19 Dec Will Deloitte weather the aftermath of ABIL’s storm?
by Matodzi Ratshimbilani
As KPMG recycles faces to lead this once reputable audit firm and issues endless apologies for its role in the state capture project, another big five audit firm, Deloitte, has to defend itself as some of its partners appear before its professional watchdog, the Independent Regulatory Board for Auditors (“IRBA”), for professional misconduct and its role in the collapse of African Bank Investments Limited (“ABIL”).
The pro forma prosecutor at IRBA has accused the Deloitte partners for professional negligence in their auditing of ABIL prior to its demise. It is alleged that whereas one of Deloitte’s partners had built a model to test ABIL’s cash flow forecasts, another partner of Deloitte in charge of auditing ABIL neglected to use the model built by his partner, with the result that at the end of the 2013 financial year, ABIL’s cash flows were overestimated by R510 million. The partner in charge of the ABIL audit accepted a model used by the bank’s management as adequate. In hindsight it seems, as the pro forma prosecutor contends, it should have been relatively easy for a trained eye to pick up that the management’s cash flow forecast model was defective. No ill motive has been ascribed to the partner in charge but it seems that at best the partner was negligent, and at worst he was incompetent.
Either way this does not bode well for a strong brand such as Deloitte. Further, the failure to use a sound cash flow forecasting model, led to an over-evaluation of the bank’s loan book by more than R300 million. IRBA also contends that Deloitte should have picked up warning signs regarding the ability of ABIL to continue as a going concern in the face of the precarious financial position of Ellerines, a high risk business which was earlier incorporated into the ABIL business in 2008. IRBA contends that Deloitte did not subject the Ellerines cash flow projections to adequate stress testing and that Ellerines posed a foreseeable credit risk to the ABIL business at large.
Whereas the IRBA process is only focussed on the professional conduct of its members it is inevitable that the same arguments will be ventilated in civil claims for damages that may be visited on Deloitte by those who lost money in the collapse of ABIL. A court case that will prove instructive in this regard will be what is probably one of the longest civil court cases in the history of South Africa. In 1999, the National Potato Co-operative Ltd (“the Co-Operative”) commenced legal action against PricewaterhouseCoopers Incorporated (“PWC”), claiming nearly a billion rand against PWC for alleged professional misconduct and/or negligence. The litigation in this matter span sixteen years with the final judgment being handed down on 4 March 2016 by the Supreme Court of Appeal of South Africa. This followed sixteen years of legal technicalities gymnastics, several appeals and cross appeals.

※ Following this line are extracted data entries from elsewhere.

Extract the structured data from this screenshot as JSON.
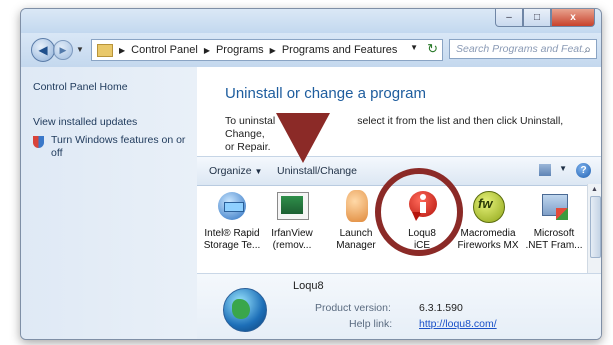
{
  "window": {
    "buttons": {
      "minimize": "–",
      "maximize": "□",
      "close": "x"
    }
  },
  "nav": {
    "back_glyph": "◀",
    "forward_glyph": "▶",
    "breadcrumb": [
      "Control Panel",
      "Programs",
      "Programs and Features"
    ],
    "search_placeholder": "Search Programs and Feat..."
  },
  "sidebar": {
    "items": [
      {
        "label": "Control Panel Home"
      },
      {
        "label": "View installed updates"
      },
      {
        "label": "Turn Windows features on or off"
      }
    ]
  },
  "main": {
    "title": "Uninstall or change a program",
    "description_left": "To uninstal",
    "description_right": "select it from the list and then click Uninstall, Change,",
    "description_line2": "or Repair."
  },
  "toolbar": {
    "organize_label": "Organize",
    "uninstall_label": "Uninstall/Change"
  },
  "programs": [
    {
      "line1": "Intel® Rapid",
      "line2": "Storage Te...",
      "icon": "intel-rapid-storage-icon"
    },
    {
      "line1": "IrfanView",
      "line2": "(remov...",
      "icon": "irfanview-icon"
    },
    {
      "line1": "Launch",
      "line2": "Manager",
      "icon": "launch-manager-icon"
    },
    {
      "line1": "Loqu8",
      "line2": "iCE",
      "icon": "loqu8-icon"
    },
    {
      "line1": "Macromedia",
      "line2": "Fireworks MX",
      "icon": "fireworks-icon"
    },
    {
      "line1": "Microsoft",
      "line2": ".NET Fram...",
      "icon": "dotnet-icon"
    }
  ],
  "details": {
    "name": "Loqu8",
    "version_label": "Product version:",
    "version_value": "6.3.1.590",
    "help_label": "Help link:",
    "help_value": "http://loqu8.com/"
  },
  "colors": {
    "annotation": "#8b2a27",
    "heading": "#1e5d9e",
    "link": "#1a50c8"
  }
}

The Co-Operative was set up to assist potato farmers to obtain seeds, packaging, fertilizers, insecticides and other necessities for cultivation of potatoes. The Co-Operative was funded through loans from the Land Bank. It purchased the necessary items and on-sold them to its members on credit. The debts incurred by the members were known as production credits. As it would be expected, the value of the production credits was heavily dependent on the vagaries of weather including drought. This scheme exposed the Co-Operative, and in turn the Land Bank to serious financial risks. As a result of amongst others, the drought of the early eighties from 1983 to 1992, the Co-Operative suffered significant losses, and huge amounts were impaired. Notwithstanding its precarious financial position the Co-Operative continued to extend production credits to its members.
PWC had been the auditors of the Co-Operative from its inception until the difficult times that endured throughout the eighties. The financial statements prepared by PWC for the 1983 financial year showed a dire financial position for the Co-Operative. From 1983 onwards the financial statements produced by PWC were successive qualified opinions reflecting the tenuous financial position of the Co-Operative. As a matter of course the financial statements were presented to the directors of the Co-Operative and ultimately its members during the annual general meetings.
In 1997, PWC threw in the towel and resigned as statutory auditors of the Co-Operative. In this financial year PWC issued a disclaimer concluding that they could not express an opinion on the financial statements for 1997 and withheld their opinion.
With the backing of international litigation funders the Co-Operative instituted a protracted litigation battle against PWC. The Co-Operative contended amongst others, that PWC should have determined the proper levels for provision of bad debts and write-offs, that the Co-Operative officials ran it recklessly and dishonestly, deliberately breaching the Co-Operative’s credit policy and that this was known or should have been known by PWC thorough their audit. The Co-Operative further argued that the reckless mismanagement was concealed from the directors and members, and that PWC’s audited financial reports facilitated this concealment.
The court found in favour of PWC maintaining that through its various financial reports over the years, the directors and members of the Co-Operative had enough information to act on the alleged conduct of the officials of the Co-Operative. The court took the view that PWC’s reports until its resignation were adequate and should not result in an award for damages.
On the basis of evidence presented so far against the partners of Deloitte by IRBA, it seems that their conduct and failure to insist on the use of a more robust cash flow forecasting model which they themselves had developed, leaves them exposed to a claim for damages.